The first version of exercise swapping was a 1-to-many lookup table (barbell bench press to dumbbell bench press, barbell squat to leg press). Static pairs, manually curated. It worked until it didn’t. A user without a barbell can’t do incline bench press either. A user who already has leg press in another slot gets a duplicate. A beginner gets suggested a movement that’s too advanced. The “replacement” didn’t account for any of the context that made the original selection good in the first place.

The fix was realizing that swapping isn’t a replacement problem. It’s actually the same selection problem we faced when building the program. The question isn’t “what’s similar to bench press?” It’s “what fills the role that bench press was filling, given everything we know about this user right now, in this very session?” That’s just… a more knowledgeable slot. Same as hiring - when someone leaves the team, you don’t look for the most similar person. You look for someone who fills the gap they created, and that’s more useful than anything a job listing can express.

So the system converts the original exercise into a slot spec by deriving the constraints and preferences, and taking the user profile and session state into account. Then it runs the same two-gate, rank, select pipeline. The swap candidate has to pass the same equipment checks, the same injury filters, the same “not already used” constraint. It gets ranked by the same user behavior signals. It’s not “find something similar.” It’s “fill this position again, from scratch, with more context than originally - the actual state of the workout.”

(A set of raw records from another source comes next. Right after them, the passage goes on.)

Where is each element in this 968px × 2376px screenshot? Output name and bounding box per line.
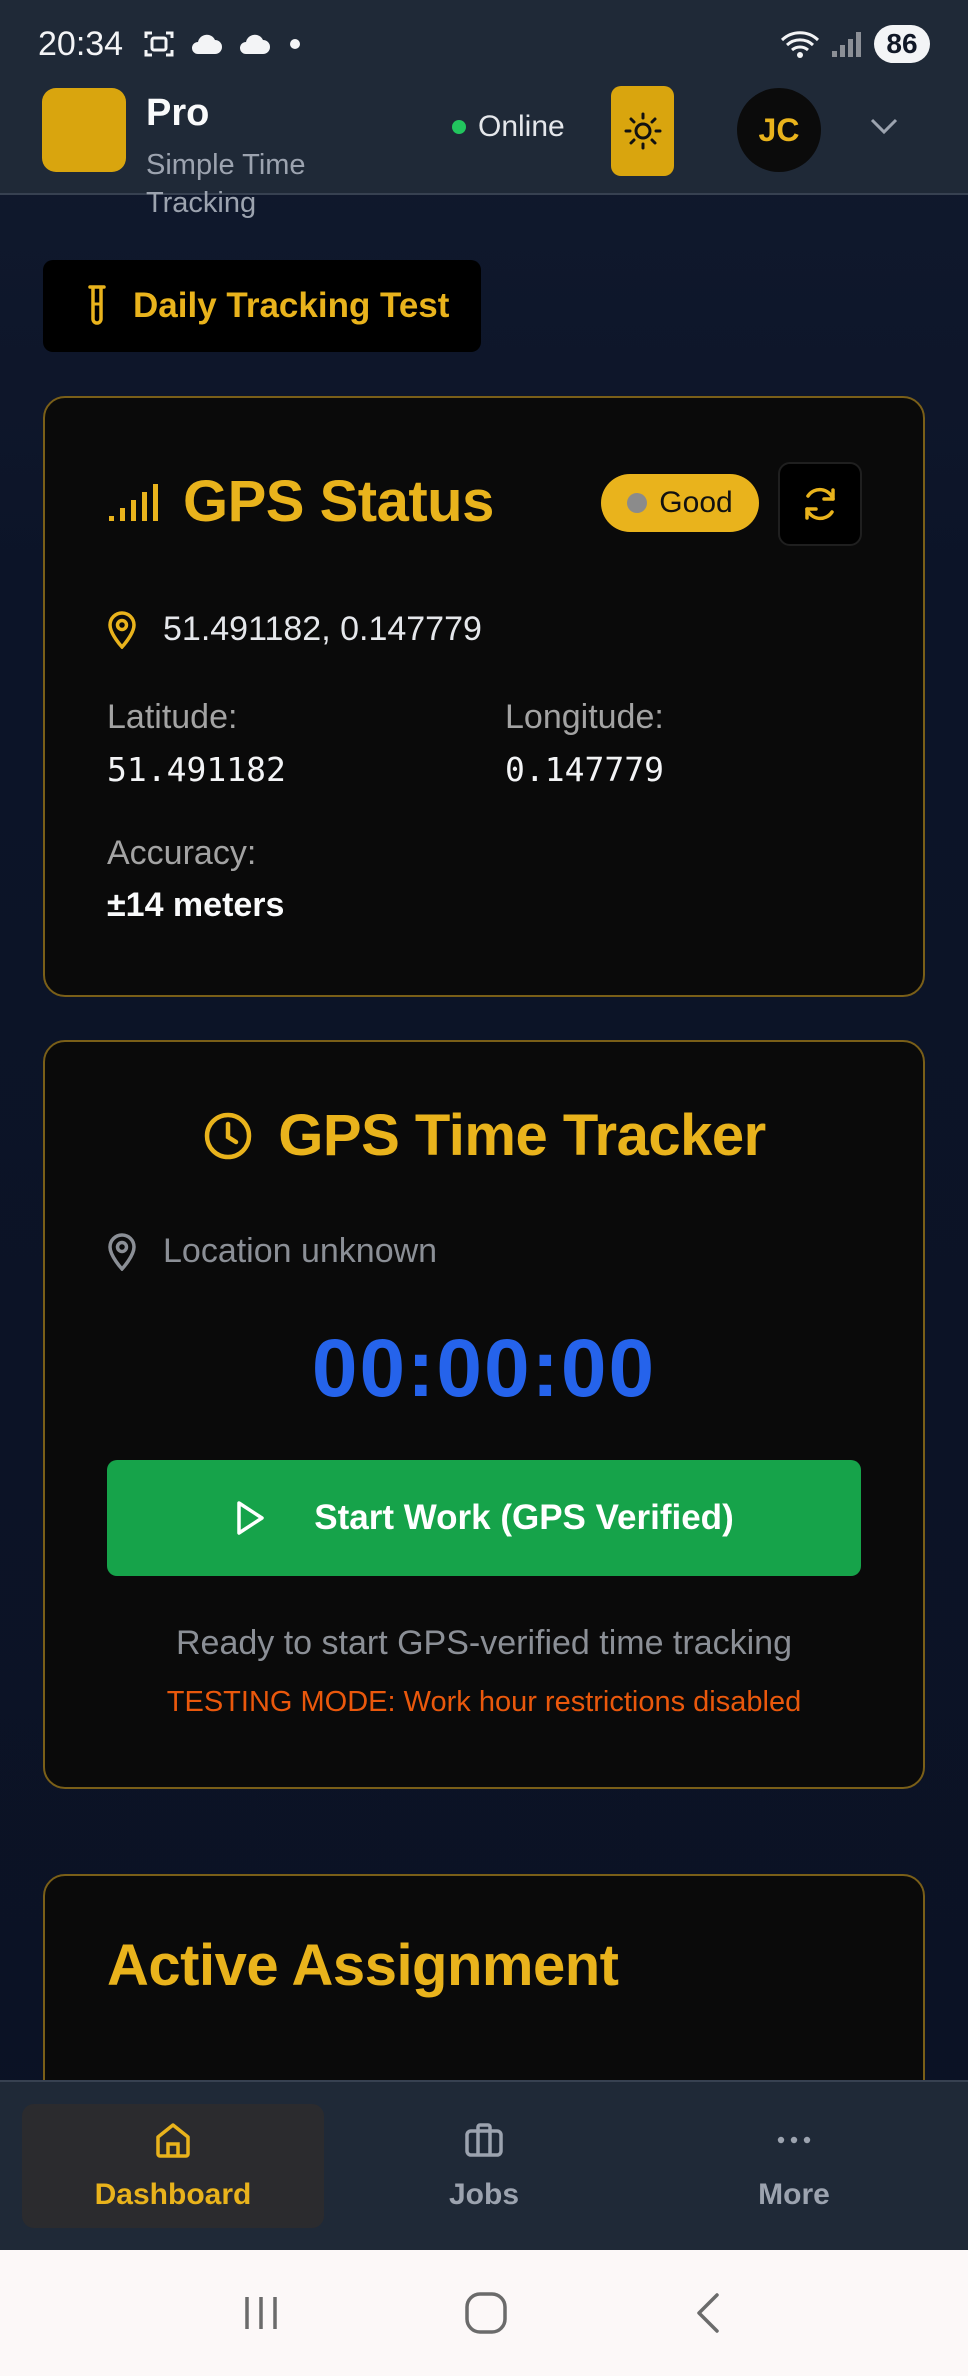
system-navigation-bar: [0, 2250, 968, 2376]
status-time: 20:34: [38, 24, 124, 63]
connection-status: Online: [452, 110, 565, 144]
play-icon: [237, 1501, 265, 1535]
app-screen: 20:34 86 Pro Simple Time Tracking Online…: [0, 0, 968, 2376]
timer-hours: 00: [311, 1323, 408, 1414]
wifi-icon: [780, 31, 820, 58]
tracker-ready-text: Ready to start GPS-verified time trackin…: [175, 1624, 792, 1662]
start-work-button[interactable]: Start Work (GPS Verified): [107, 1460, 861, 1576]
location-status-text: Location unknown: [163, 1232, 438, 1270]
elapsed-timer: 00:00:00: [45, 1322, 923, 1416]
cloud-icon: [192, 34, 223, 54]
gps-status-title: GPS Status: [183, 469, 494, 534]
latitude-value: 51.491182: [107, 750, 286, 789]
clock-icon: [205, 1112, 252, 1159]
theme-toggle-button[interactable]: [611, 86, 674, 176]
recent-apps-icon[interactable]: [239, 2291, 283, 2335]
nav-label-jobs: Jobs: [448, 2178, 520, 2211]
cloud-icon: [240, 34, 271, 54]
coordinates-text: 51.491182, 0.147779: [163, 610, 482, 648]
briefcase-icon: [465, 2123, 503, 2157]
gps-quality-badge: Good: [601, 474, 759, 532]
nav-item-more[interactable]: More: [643, 2104, 945, 2228]
app-title: Pro: [146, 92, 210, 134]
chevron-down-icon[interactable]: [868, 116, 900, 136]
more-icon: [777, 2136, 811, 2144]
refresh-icon: [805, 487, 835, 521]
longitude-value: 0.147779: [505, 750, 664, 789]
status-dot-icon: [627, 493, 648, 513]
nav-label-more: More: [758, 2178, 830, 2211]
active-assignment-card: Active Assignment: [43, 1874, 925, 2114]
timer-seconds: 00: [560, 1323, 657, 1414]
home-icon: [156, 2123, 190, 2158]
daily-tracking-test-label: Daily Tracking Test: [133, 286, 450, 325]
online-dot-icon: [452, 120, 466, 134]
active-assignment-title: Active Assignment: [107, 1933, 619, 1998]
timer-minutes: 00: [436, 1323, 532, 1414]
tracker-title: GPS Time Tracker: [278, 1103, 766, 1168]
map-pin-icon: [108, 1232, 136, 1271]
accuracy-value: ±14 meters: [107, 886, 285, 924]
screenshot-icon: [144, 31, 174, 57]
back-icon[interactable]: [689, 2289, 729, 2337]
sun-icon: [624, 112, 661, 150]
status-bar: 20:34 86: [0, 0, 968, 88]
signal-icon: [832, 32, 861, 57]
current-coordinates: 51.491182, 0.147779: [107, 610, 482, 649]
user-avatar[interactable]: JC: [737, 88, 821, 172]
testing-mode-notice: TESTING MODE: Work hour restrictions dis…: [166, 1686, 802, 1718]
map-pin-icon: [108, 610, 136, 649]
test-tube-icon: [88, 285, 106, 325]
signal-strength-icon: [109, 483, 158, 521]
timer-separator: :: [531, 1323, 561, 1414]
battery-icon: 86: [874, 25, 930, 63]
app-header: Pro Simple Time Tracking Online JC: [0, 86, 968, 219]
dot-icon: [290, 39, 301, 49]
start-work-label: Start Work (GPS Verified): [314, 1498, 734, 1537]
nav-item-jobs[interactable]: Jobs: [333, 2104, 635, 2228]
app-logo: [42, 88, 126, 172]
tracker-location: Location unknown: [107, 1232, 437, 1271]
refresh-gps-button[interactable]: [778, 462, 862, 546]
timer-separator: :: [407, 1323, 437, 1414]
nav-label-dashboard: Dashboard: [94, 2178, 252, 2211]
nav-item-dashboard[interactable]: Dashboard: [22, 2104, 324, 2228]
daily-tracking-test-button[interactable]: Daily Tracking Test: [43, 260, 481, 352]
home-button-icon[interactable]: [462, 2289, 510, 2337]
gps-quality-label: Good: [659, 486, 733, 519]
gps-status-card: GPS Status Good 51.491182, 0.147779 Lati…: [43, 396, 925, 997]
longitude-label: Longitude:: [505, 698, 664, 736]
gps-time-tracker-card: GPS Time Tracker Location unknown 00:00:…: [43, 1040, 925, 1789]
app-subtitle: Simple Time Tracking: [146, 149, 306, 219]
bottom-navigation: Dashboard Jobs More: [0, 2080, 968, 2250]
connection-status-label: Online: [478, 110, 565, 143]
latitude-label: Latitude:: [107, 698, 238, 736]
accuracy-label: Accuracy:: [107, 834, 257, 872]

Program building fills slots from template specs. Substitution fills a slot derived from an exercise’s own properties.

What Monday Looks Like

Back to our user. Dumbbells, pull-up bar, bad shoulder, three months in, loves RDLs, hates lunges. The system builds their Monday full-body session:

Slot 1 - compound push: Overhead press is filtered out by the shoulder joint exclusion. Barbell bench fails the equipment check. Dumbbell bench press passes both gates, scores high on load type match. Selected.
Slot 2 - compound pull: Pull-ups pass both gates, score high as a staple compound. Selected. Dumbbell bench is already in the exclusion set.
Slot 3 - compound hinge: Dumbbell Romanian deadlifts pass both gates and get a starred bonus that pushes them above dumbbell stiff-leg deadlifts. Selected.
Slot 4 - accessory push: Budget is depleted from the three compounds. Lateral raises fit under the ceiling, score well on the low-CNS gradient. Selected.
Slot 5 - accessory pull: Face pulls pass, lunges don’t even match this slot’s movement tags. But even in a slot where lunges would match, the skip penalty would push them down the ranking.

No overhead pressing. No equipment they don’t have. No repeats. RDLs included because they’re starred. Lunges avoided because they’re skipped. Compounds front-loaded because the budget enforces it. Every decision traceable to a specific constraint, preference, or scoring factor. And when the user wants to swap an exercise, they can make an informed decision, rather than guessing.

That’s the system. Slots define intent. Constraints enforce reality. Budgets manage resources. Preferences personalize. Evaluations verify balance. The pattern isn’t fitness-specific - any domain where you fill positions from a catalog under constraints benefits from the same separation. But this is the domain where we needed it, and it works.